Bu bulgu bize pir olarak da algılanan kutlu kütükleri hatırlattı. Ağaç kurumasına, gövdesinin kesilmiş olmasına rağmen, ulu ağaçların ulu kütükleri, bazı hâllerde halk tarafından ululanabilmektedir.
Bu köyde çocuğun ilk dişi çıktığında buğday göllesi veya diş bulguru pişirilir. İlk saç kesiminde de kutlama yapılır.

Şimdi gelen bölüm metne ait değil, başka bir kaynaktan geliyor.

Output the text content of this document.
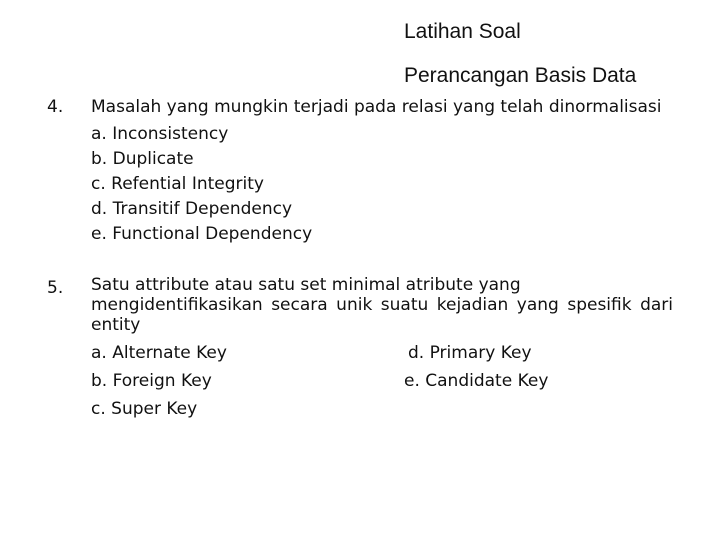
Latihan Soal
Perancangan Basis Data
4. Masalah yang mungkin terjadi pada relasi yang telah dinormalisasi
a. Inconsistency
b. Duplicate
c. Refential Integrity
d. Transitif Dependency
e. Functional Dependency
5. Satu attribute atau satu set minimal atribute yang
mengidentifikasikan secara unik suatu kejadian yang spesifik dari
entity
a. Alternate Key	d. Primary Key
b. Foreign Key	e. Candidate Key
c. Super Key
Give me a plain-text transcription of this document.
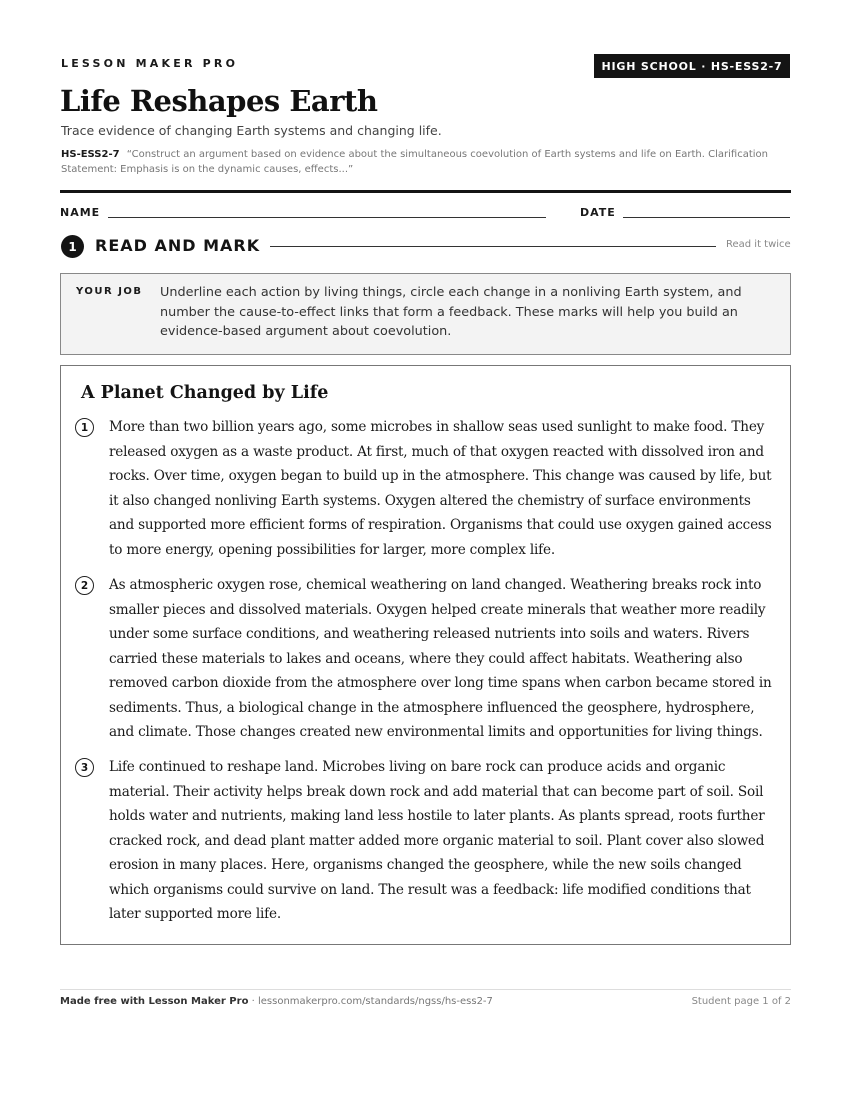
LESSON MAKER PRO	HIGH SCHOOL · HS-ESS2-7
Life Reshapes Earth
Trace evidence of changing Earth systems and changing life.
HS-ESS2-7 “Construct an argument based on evidence about the simultaneous coevolution of Earth systems and life on Earth. Clarification Statement: Emphasis is on the dynamic causes, effects...”
NAME	DATE
1	READ AND MARK	Read it twice
YOUR JOB Underline each action by living things, circle each change in a nonliving Earth system, and number the cause-to-effect links that form a feedback. These marks will help you build an evidence-based argument about coevolution.
A Planet Changed by Life
1	More than two billion years ago, some microbes in shallow seas used sunlight to make food. They released oxygen as a waste product. At first, much of that oxygen reacted with dissolved iron and rocks. Over time, oxygen began to build up in the atmosphere. This change was caused by life, but it also changed nonliving Earth systems. Oxygen altered the chemistry of surface environments and supported more efficient forms of respiration. Organisms that could use oxygen gained access to more energy, opening possibilities for larger, more complex life.

2	As atmospheric oxygen rose, chemical weathering on land changed. Weathering breaks rock into smaller pieces and dissolved materials. Oxygen helped create minerals that weather more readily under some surface conditions, and weathering released nutrients into soils and waters. Rivers carried these materials to lakes and oceans, where they could affect habitats. Weathering also removed carbon dioxide from the atmosphere over long time spans when carbon became stored in sediments. Thus, a biological change in the atmosphere influenced the geosphere, hydrosphere, and climate. Those changes created new environmental limits and opportunities for living things.

3	Life continued to reshape land. Microbes living on bare rock can produce acids and organic material. Their activity helps break down rock and add material that can become part of soil. Soil holds water and nutrients, making land less hostile to later plants. As plants spread, roots further cracked rock, and dead plant matter added more organic material to soil. Plant cover also slowed erosion in many places. Here, organisms changed the geosphere, while the new soils changed which organisms could survive on land. The result was a feedback: life modified conditions that later supported more life.

Made free with Lesson Maker Pro · lessonmakerpro.com/standards/ngss/hs-ess2-7	Student page 1 of 2
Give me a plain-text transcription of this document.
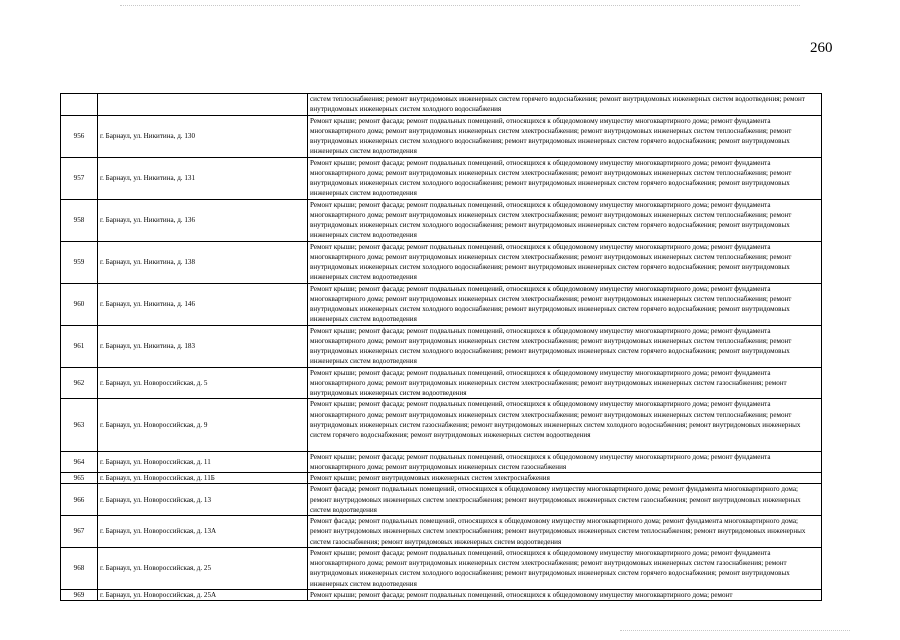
260
		систем теплоснабжения; ремонт внутридомовых инженерных систем горячего водоснабжения; ремонт внутридомовых инженерных систем водоотведения; ремонт внутридомовых инженерных систем холодного водоснабжения
956	г. Барнаул, ул. Никитина, д. 130	Ремонт крыши; ремонт фасада; ремонт подвальных помещений, относящихся к общедомовому имуществу многоквартирного дома; ремонт фундамента многоквартирного дома; ремонт внутридомовых инженерных систем электроснабжения; ремонт внутридомовых инженерных систем теплоснабжения; ремонт внутридомовых инженерных систем холодного водоснабжения; ремонт внутридомовых инженерных систем горячего водоснабжения; ремонт внутридомовых инженерных систем водоотведения
957	г. Барнаул, ул. Никитина, д. 131	Ремонт крыши; ремонт фасада; ремонт подвальных помещений, относящихся к общедомовому имуществу многоквартирного дома; ремонт фундамента многоквартирного дома; ремонт внутридомовых инженерных систем электроснабжения; ремонт внутридомовых инженерных систем теплоснабжения; ремонт внутридомовых инженерных систем холодного водоснабжения; ремонт внутридомовых инженерных систем горячего водоснабжения; ремонт внутридомовых инженерных систем водоотведения
958	г. Барнаул, ул. Никитина, д. 136	Ремонт крыши; ремонт фасада; ремонт подвальных помещений, относящихся к общедомовому имуществу многоквартирного дома; ремонт фундамента многоквартирного дома; ремонт внутридомовых инженерных систем электроснабжения; ремонт внутридомовых инженерных систем теплоснабжения; ремонт внутридомовых инженерных систем холодного водоснабжения; ремонт внутридомовых инженерных систем горячего водоснабжения; ремонт внутридомовых инженерных систем водоотведения
959	г. Барнаул, ул. Никитина, д. 138	Ремонт крыши; ремонт фасада; ремонт подвальных помещений, относящихся к общедомовому имуществу многоквартирного дома; ремонт фундамента многоквартирного дома; ремонт внутридомовых инженерных систем электроснабжения; ремонт внутридомовых инженерных систем теплоснабжения; ремонт внутридомовых инженерных систем холодного водоснабжения; ремонт внутридомовых инженерных систем горячего водоснабжения; ремонт внутридомовых инженерных систем водоотведения
960	г. Барнаул, ул. Никитина, д. 146	Ремонт крыши; ремонт фасада; ремонт подвальных помещений, относящихся к общедомовому имуществу многоквартирного дома; ремонт фундамента многоквартирного дома; ремонт внутридомовых инженерных систем электроснабжения; ремонт внутридомовых инженерных систем теплоснабжения; ремонт внутридомовых инженерных систем холодного водоснабжения; ремонт внутридомовых инженерных систем горячего водоснабжения; ремонт внутридомовых инженерных систем водоотведения
961	г. Барнаул, ул. Никитина, д. 183	Ремонт крыши; ремонт фасада; ремонт подвальных помещений, относящихся к общедомовому имуществу многоквартирного дома; ремонт фундамента многоквартирного дома; ремонт внутридомовых инженерных систем электроснабжения; ремонт внутридомовых инженерных систем теплоснабжения; ремонт внутридомовых инженерных систем холодного водоснабжения; ремонт внутридомовых инженерных систем горячего водоснабжения; ремонт внутридомовых инженерных систем водоотведения
962	г. Барнаул, ул. Новороссийская, д. 5	Ремонт крыши; ремонт фасада; ремонт подвальных помещений, относящихся к общедомовому имуществу многоквартирного дома; ремонт фундамента многоквартирного дома; ремонт внутридомовых инженерных систем электроснабжения; ремонт внутридомовых инженерных систем газоснабжения; ремонт внутридомовых инженерных систем водоотведения
963	г. Барнаул, ул. Новороссийская, д. 9	Ремонт крыши; ремонт фасада; ремонт подвальных помещений, относящихся к общедомовому имуществу многоквартирного дома; ремонт фундамента многоквартирного дома; ремонт внутридомовых инженерных систем электроснабжения; ремонт внутридомовых инженерных систем теплоснабжения; ремонт внутридомовых инженерных систем газоснабжения; ремонт внутридомовых инженерных систем холодного водоснабжения; ремонт внутридомовых инженерных систем горячего водоснабжения; ремонт внутридомовых инженерных систем водоотведения
964	г. Барнаул, ул. Новороссийская, д. 11	Ремонт крыши; ремонт фасада; ремонт подвальных помещений, относящихся к общедомовому имуществу многоквартирного дома; ремонт фундамента многоквартирного дома; ремонт внутридомовых инженерных систем газоснабжения
965	г. Барнаул, ул. Новороссийская, д. 11Б	Ремонт крыши; ремонт внутридомовых инженерных систем электроснабжения
966	г. Барнаул, ул. Новороссийская, д. 13	Ремонт фасада; ремонт подвальных помещений, относящихся к общедомовому имуществу многоквартирного дома; ремонт фундамента многоквартирного дома; ремонт внутридомовых инженерных систем электроснабжения; ремонт внутридомовых инженерных систем газоснабжения; ремонт внутридомовых инженерных систем водоотведения
967	г. Барнаул, ул. Новороссийская, д. 13А	Ремонт фасада; ремонт подвальных помещений, относящихся к общедомовому имуществу многоквартирного дома; ремонт фундамента многоквартирного дома; ремонт внутридомовых инженерных систем электроснабжения; ремонт внутридомовых инженерных систем теплоснабжения; ремонт внутридомовых инженерных систем газоснабжения; ремонт внутридомовых инженерных систем водоотведения
968	г. Барнаул, ул. Новороссийская, д. 25	Ремонт крыши; ремонт фасада; ремонт подвальных помещений, относящихся к общедомовому имуществу многоквартирного дома; ремонт фундамента многоквартирного дома; ремонт внутридомовых инженерных систем электроснабжения; ремонт внутридомовых инженерных систем газоснабжения; ремонт внутридомовых инженерных систем холодного водоснабжения; ремонт внутридомовых инженерных систем горячего водоснабжения; ремонт внутридомовых инженерных систем водоотведения
969	г. Барнаул, ул. Новороссийская, д. 25А	Ремонт крыши; ремонт фасада; ремонт подвальных помещений, относящихся к общедомовому имуществу многоквартирного дома; ремонт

Yürümede zorluk çeken çocuklar için köstek kesme yapılır. Bunun için çocuk merdiven başında ağaç bir sini içinde dikeltilir, iki ayağına uçları mavi boncuklu ip bağlanır. Evin etrafında hızla dolaşan kız çocuğu ipliği keser çocuğa bir tokat vurur.
Uygulamadaki tokat atma şok tedavisi amaçlı olmalı, çevresinde dolanma uygulamasını burada da görmekteyiz.
Bu köyde aşerme kellik olarak bilinir. Annesi aşerince kelle yerse çocuğun sümüklü olacağına inanılır. Seyrek dişli çocukların yalancı olacağına ve aykırı saçlılara netame denilirken bunların inatçı olacaklarına inanılır.
Çocuğun dişi çıkınca gelişigüzel yere atılmaz, böyle yapılırsa yenisinin eğri çıkacağına inanılır. Diş “Eğri bitme doğru bit, kuzu dişinden ak, köpek dişinden sık bit.” denilerek duvara veya çatıya atılır.
Dolaşkan/dalama/karakabarcık denilen derinin su toplaması hastalığı için karakabarcık otu ile sarımsağında dâhil olduğu bir terkip kullanılır. Sarımsağın dâhil olmadığı hemen hemen hiçbir türkeçare tedavi türü yoktur.
Mayasıl tedavisinde mayasıl otunun da içinde bulunduğu bir karışım kullanılır.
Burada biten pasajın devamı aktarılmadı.